Jeder Mensch hat beim Wort „Karriere“ verschiedene Bilder im Kopf. Kein Wunder, denn der Begriff ist Bestandteil von zahlreichen zusammengesetzten Substantiven. Natürlich stehen diese in enger Beziehung zum Arbeitsalltag, aber auch Künstler oder Sportler kennen die Begrifflichkeiten. Weniger geläufig dürfte eine zweite Bedeutung sein oder sind Sie schon mal „Karriere geritten“?
 
Für Pferdefreunde ist es kein Fremdwort. Die schnellste Gangart des Vierbeiners bezeichnet der Experte als gestreckter Galopp oder „Karriere reiten“. Damit ist der Bogen zur „beruflichen Karriere“ geschlossen. Hier handelt es sich um eine Entwicklung innerhalb der Firma, die insbesondere mit einer schnell zurückgelegten Laufbahn verbunden wird.
 
Die berühmte „Karriereleiter“ kennt jeder. Ein Symbol für die beruflichen Aufstiegschancen. In unserer Serie „Arbeitgeberattraktivität“ veröffentlichten wir bereits Ergebnisse von Studien und welche Kriterien für Arbeitnehmer bei der Wahl des Arbeitsplatzes wichtig sind. Noch vor der Höhe des Gehaltes steht für diese Zielgruppe Entwicklungs- und Aufstiegschancen auf der Liste. Die „Karriereleiter“ bedient symbolisch diese Erwartungshaltung. Erstens geht es auf einer Leiter fast immer nur nach oben. Natürlich sind damit Begriffe wie „mehr Gehalt“, „höhere Verantwortung“ oder „größere Eigenverantwortlichkeit“ verbunden. Zweitens spielen die einzelnen Sprossen eine große Rolle. Auch eine Karriere funktioniert in den seltensten Fällen von null auf hundert, sondern „step by step“.
 
Natürlich hängen Aufstiegschancen unmittelbar von der Einstellung und den Fähigkeiten des Bewerbers ab. Ein „gutes“ Unternehmen sollte allerdings immer „Karrierepfade“ vorhalten.

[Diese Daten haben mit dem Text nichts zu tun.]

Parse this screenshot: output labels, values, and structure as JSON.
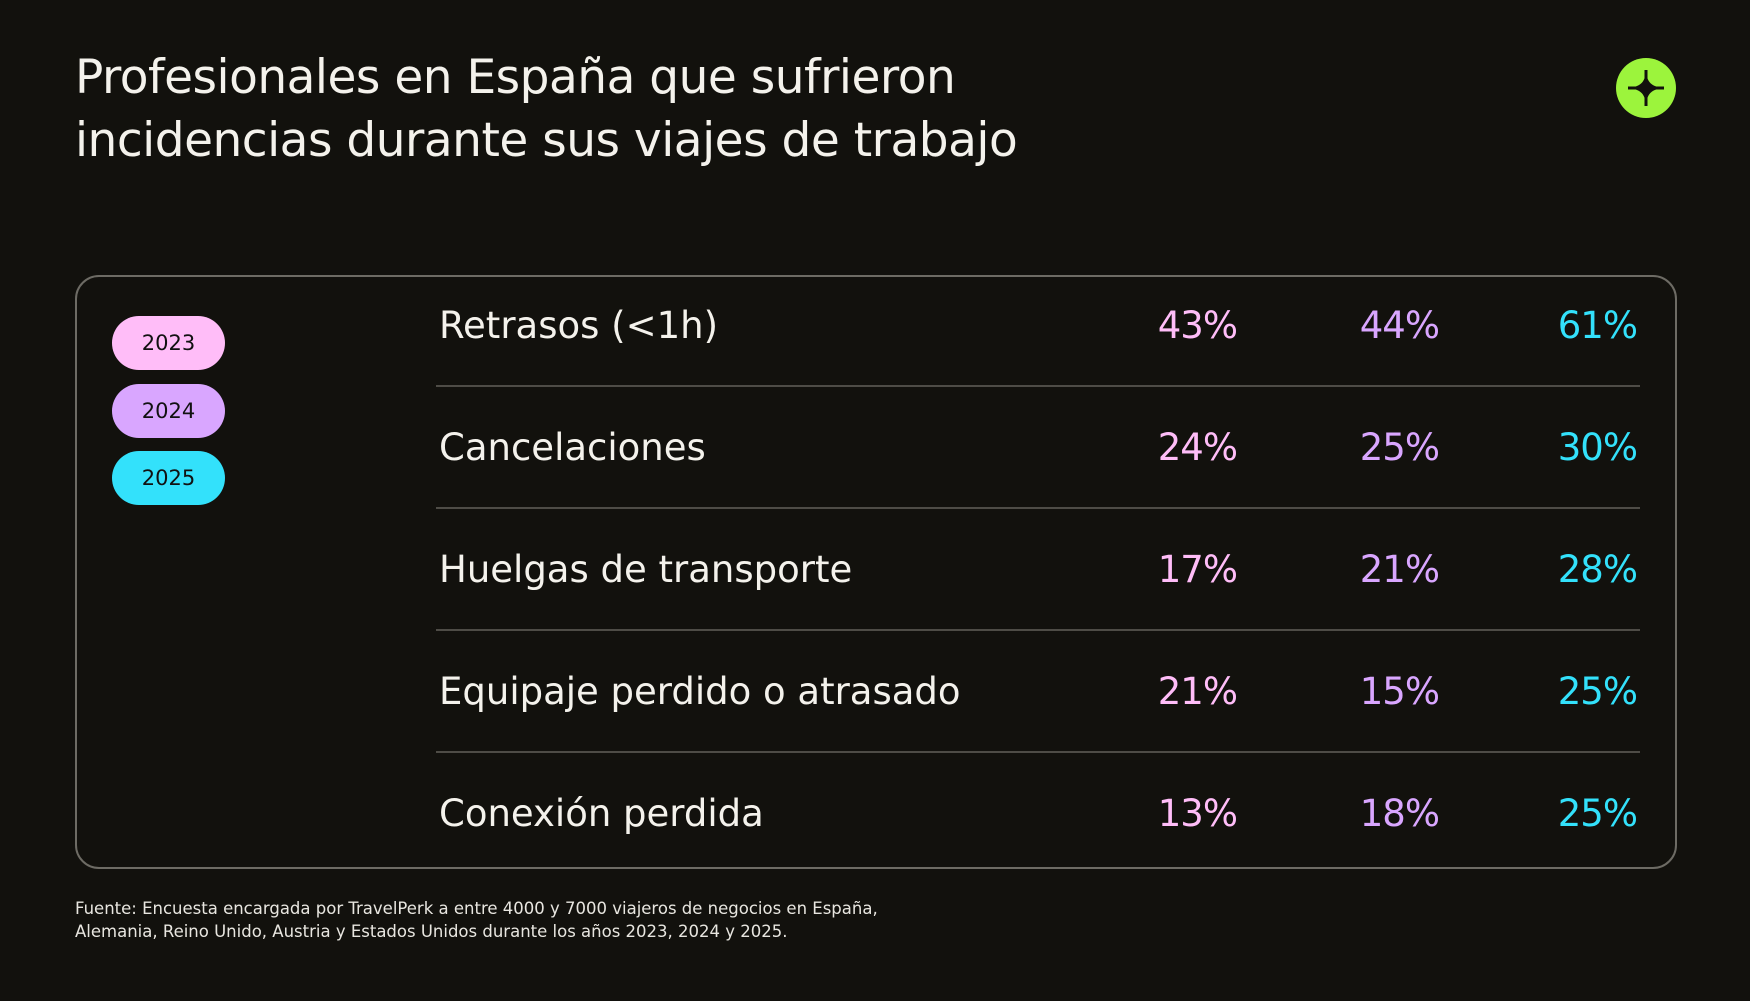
{
  "title_lines": [
    "Profesionales en España que sufrieron",
    "incidencias durante sus viajes de trabajo"
  ],
  "logo_icon": "plus-icon",
  "colors": {
    "background": "#12110d",
    "y2023": "#ffbdf8",
    "y2024": "#d9a6ff",
    "y2025": "#33e1fb",
    "logo": "#9cf43c"
  },
  "legend": [
    {
      "year": "2023",
      "color": "#ffbdf8"
    },
    {
      "year": "2024",
      "color": "#d9a6ff"
    },
    {
      "year": "2025",
      "color": "#33e1fb"
    }
  ],
  "rows": [
    {
      "label": "Retrasos (<1h)",
      "values": [
        "43%",
        "44%",
        "61%"
      ]
    },
    {
      "label": "Cancelaciones",
      "values": [
        "24%",
        "25%",
        "30%"
      ]
    },
    {
      "label": "Huelgas de transporte",
      "values": [
        "17%",
        "21%",
        "28%"
      ]
    },
    {
      "label": "Equipaje perdido o atrasado",
      "values": [
        "21%",
        "15%",
        "25%"
      ]
    },
    {
      "label": "Conexión perdida",
      "values": [
        "13%",
        "18%",
        "25%"
      ]
    }
  ],
  "footer_lines": [
    "Fuente: Encuesta encargada por TravelPerk a entre 4000 y 7000 viajeros de negocios en España,",
    "Alemania, Reino Unido, Austria y Estados Unidos durante los años 2023, 2024 y 2025."
  ]
}
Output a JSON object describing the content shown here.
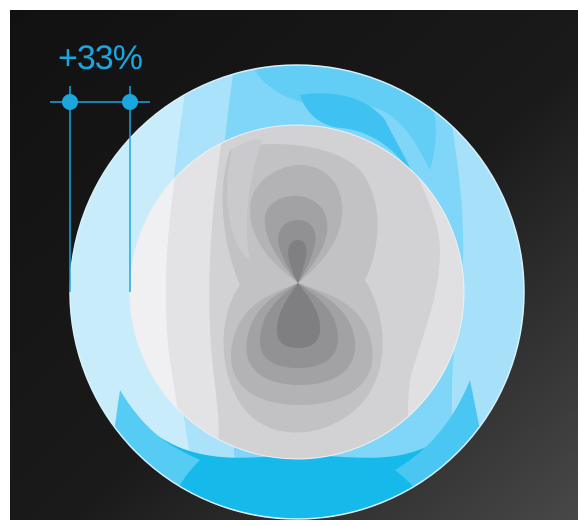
{
  "callout": {
    "label": "+33%",
    "color": "#1aa7e0"
  },
  "colors": {
    "background_top": "#111111",
    "background_bottom": "#474747",
    "outer_disc": "#5ccdf6",
    "outer_disc_light": "#c9ecfb",
    "outer_disc_deep": "#16baea",
    "inner_disc": "#d4d4d6",
    "inner_disc_light": "#f0f0f2",
    "inner_disc_dark": "#7e7e80"
  }
}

Auch dieser Ausdruck ist gut durchdacht, denn eher seltener gibt es die „breite Straße“, auf der sich alle Arbeitnehmer fortbewegen und vorankommen. Oftmals verästeln sich im Berufsleben verschiedene Aufstiegsmöglichkeiten und jeder Angestellte muss für sich individuelle Ziele setzen. Dabei ist es eher selten, dass der Weg von der Einstellung bis zum „Karrierehöhepunkt“ vorgezeichnet ist. Ein guter Arbeitgeber begleitet seine Belegschaft vielmehr in diesem langen Prozess.
 
Viele Arbeitnehmer konzipieren für sich den sogenannten „Karriereplan“. Dieser soll ihnen die Möglichkeiten und Wege in den nächsten Berufsjahren visualisieren. Wohin möchte ich? Was bietet der Arbeitgeber? Ein Karriereplan ist ein zweischneidiges Schwert. Einerseits ist es nie ein Fehler, sich über seine Zukunft Gedanken zu machen. Ziele können nur erreicht werden, wenn sie gesteckt sind. Andererseits birgt ein Arbeitsleben im Normalfall Höhen und Tiefen, zumindest aber Unwägbarkeiten. Nicht selten läuft es glatt und die Ziele werden auf direktem Weg erreicht. Ein fürsorglicher Arbeitgeber unterstützt und begleitet aber sein höchstes Gut, namens Personal - in guten wie in schlechten Zeiten.
 
Passende Einstellung und Fähigkeiten des Angestellten sind Eintrittskarten in die Welt der „Karrierechancen“. Das Angebot eines Arbeitgebers sollte vielfältig sein und dem Personal mehrere Möglichkeiten bieten. Diese Möglichkeiten gilt es, für die Arbeitnehmer zu erkennen und wahrzunehmen. Bei der Umsetzung sollten erste Widerstände nicht dazu führen, die Chancen aus den Augen zu verlieren. In diesem Fall wäre das „Karriereende“ vorprogrammiert. Doch dieser Begriff sollte lieber Sportlern vorbehalten sein.